Wednesday, February 27, 2013

I can't stop smiling...

Today was wonderful and I have to tell you why.
I've had a rough couple of weeks. I really want to tell you that everything has been great and smiley but it really hasn't been. There's a lot of little things that have been going on for a while but specifically the last month or so has been really difficult. I had a complete meltdown on Sunday afternoon after I got home from church but before I went back that night, for no reason. I tried to put my finger on exactly what was wrong and honestly, I couldn't figure it out. I just cracked. I felt fine when i got home that night i guess, so i tried to forget about it and move on. Monday and Tuesday were both really tough days. Lots and lots of tears, angry words, minor meltdowns, etc.

I have been trying really really hard lately to do everything right. I don't care if its something as simple as tying my shoes a certain way or acing a test. (Thats an example thats really extreme, but you get the idea) Everything I do HAS to be perfect. This pressure comes from myself and no one else, I promise.
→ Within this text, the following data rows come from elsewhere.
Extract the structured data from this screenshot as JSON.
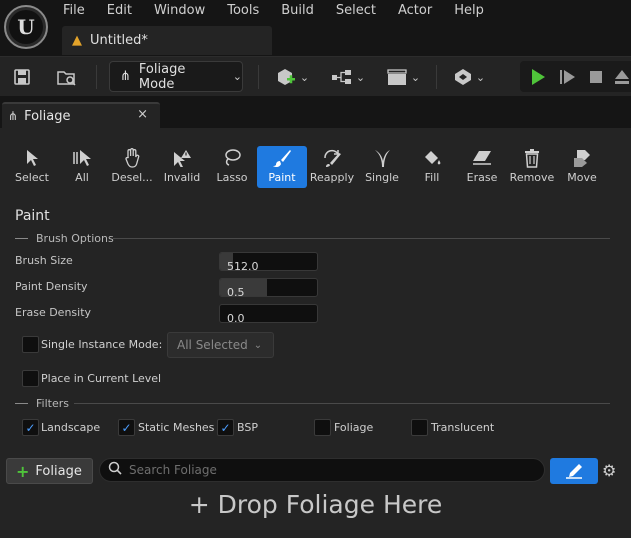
{
  "menu": [
    "File",
    "Edit",
    "Window",
    "Tools",
    "Build",
    "Select",
    "Actor",
    "Help"
  ],
  "document_tab": {
    "title": "Untitled*"
  },
  "toolbar": {
    "mode_label": "Foliage Mode"
  },
  "panel_tab": {
    "title": "Foliage",
    "close": "×"
  },
  "tools": [
    {
      "label": "Select",
      "icon": "select-arrow-icon",
      "active": false
    },
    {
      "label": "All",
      "icon": "select-all-icon",
      "active": false
    },
    {
      "label": "Deselect",
      "display": "Desel...",
      "icon": "deselect-hand-icon",
      "active": false
    },
    {
      "label": "Invalid",
      "icon": "invalid-warning-icon",
      "active": false
    },
    {
      "label": "Lasso",
      "icon": "lasso-icon",
      "active": false
    },
    {
      "label": "Paint",
      "icon": "paintbrush-icon",
      "active": true
    },
    {
      "label": "Reapply",
      "icon": "reapply-icon",
      "active": false
    },
    {
      "label": "Single",
      "icon": "single-grass-icon",
      "active": false
    },
    {
      "label": "Fill",
      "icon": "fill-bucket-icon",
      "active": false
    },
    {
      "label": "Erase",
      "icon": "eraser-icon",
      "active": false
    },
    {
      "label": "Remove",
      "icon": "trash-icon",
      "active": false
    },
    {
      "label": "Move",
      "icon": "move-icon",
      "active": false
    }
  ],
  "paint": {
    "title": "Paint",
    "brush_options": {
      "header": "Brush Options",
      "brush_size": {
        "label": "Brush Size",
        "value": "512.0",
        "fill_fraction": 0.13
      },
      "paint_density": {
        "label": "Paint Density",
        "value": "0.5",
        "fill_fraction": 0.48
      },
      "erase_density": {
        "label": "Erase Density",
        "value": "0.0",
        "fill_fraction": 0.0
      }
    },
    "single_instance_mode": {
      "label": "Single Instance Mode:",
      "checked": false,
      "dropdown_value": "All Selected"
    },
    "place_in_current_level": {
      "label": "Place in Current Level",
      "checked": false
    },
    "filters": {
      "header": "Filters",
      "items": [
        {
          "label": "Landscape",
          "checked": true
        },
        {
          "label": "Static Meshes",
          "checked": true
        },
        {
          "label": "BSP",
          "checked": true
        },
        {
          "label": "Foliage",
          "checked": false
        },
        {
          "label": "Translucent",
          "checked": false
        }
      ]
    }
  },
  "bottom": {
    "add_button": "Foliage",
    "search_placeholder": "Search Foliage",
    "drop_text": "+ Drop Foliage Here"
  },
  "colors": {
    "accent": "#1f7ae0",
    "check": "#4c9eff",
    "add_plus": "#4fc43a",
    "warning": "#e3a32a"
  }
}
But I think the pressure was really starting to get to me.

Today I just relaxed. I didn't stress about the math lesson I was learning, I tried to enjoy gym class and joke around with my friends instead of complaining about feeling like i was wasting my time, I did my best on an English test but didn't freak out and panic when I didn't know the answers, wasn't so hard on myself when I made mistakes throughout the day, and smiled more. I came home and cleaned my room while listening to some awesome worship music, Kamryn came over and we went to dinner and Starbucks before church, and church tonight was just awesome. I was in the best mood I've been in in weeks, and I just totally relaxed around the people I was with. I didn't care about what people thought about me and since I wasn't stressing out about what everyone else thought about me I honestly enjoyed the time I had with my youth group :)
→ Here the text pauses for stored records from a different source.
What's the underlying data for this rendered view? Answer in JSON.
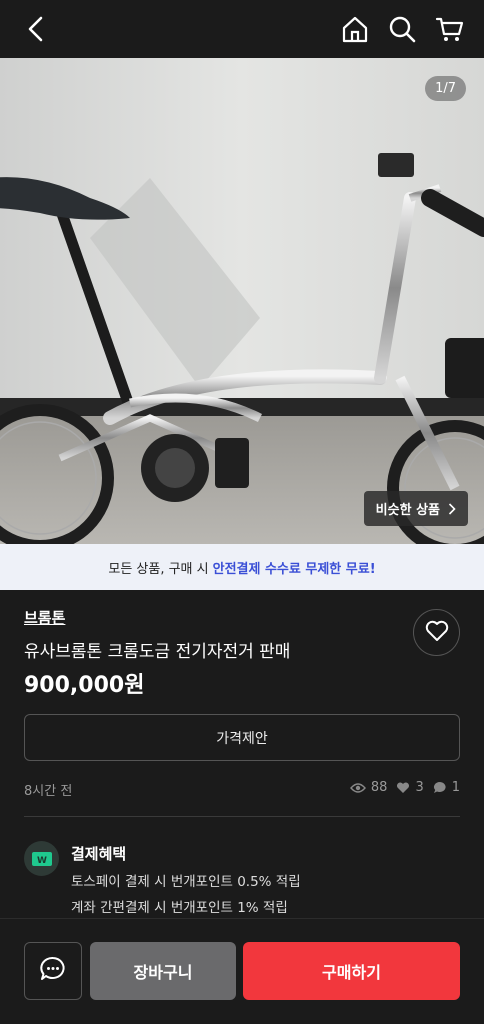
{
  "header": {
    "icons": [
      "back-arrow-icon",
      "home-icon",
      "search-icon",
      "cart-icon"
    ]
  },
  "photo": {
    "counter": "1/7",
    "similar_label": "비슷한 상품"
  },
  "promo": {
    "prefix": "모든 상품, 구매 시",
    "highlight": "안전결제 수수료 무제한 무료!",
    "highlight_color": "#3a4fd6"
  },
  "product": {
    "brand": "브롬톤",
    "title": "유사브롬톤 크롬도금 전기자전거 판매",
    "price": "900,000원",
    "offer_label": "가격제안",
    "posted": "8시간 전",
    "views": "88",
    "likes": "3",
    "chats": "1"
  },
  "benefit": {
    "title": "결제혜택",
    "line1": "토스페이 결제 시 번개포인트 0.5% 적립",
    "line2": "계좌 간편결제 시 번개포인트 1% 적립",
    "logo_text": "W"
  },
  "bottom": {
    "cart_label": "장바구니",
    "buy_label": "구매하기",
    "buy_color": "#f2373d"
  }
}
Our lesson tonight was about our identity in Christ. While our youth pastor, Russ, was explaining to us what it meant I couldn't stop smiling. I've heard it a hundred times and have taught Sunday school lessons and talked to middle school girls about it but it really really clicked tonight. In Christ I am free to struggle and no matter what happens I'm okay. There's nothing keeping me from having a hundred more days like today because I can wake up tomorrow and the next day and the next day, take a deep breath, and just relax in knowing that I am a daughter of the king and that He loves me even with my imperfections. Believe me, there are ALOT of them! I don't have to feel this pressure to be perfect because no matter what I do I'll never be good enough. I can't earn my way into heaven or make God love me more by doing things just right. He already loves me unconditionally and I don't think I'll ever be able to fully understand that.

Today I have smiled more than I have in months, laughed until tears rolled down my face, and just let go of my "try hard" life. I was reminded that my identity is in Christ- which is something I definitely forgot, and I even cleaned my room ;) Just an awesome day that i am incredibly thankful for.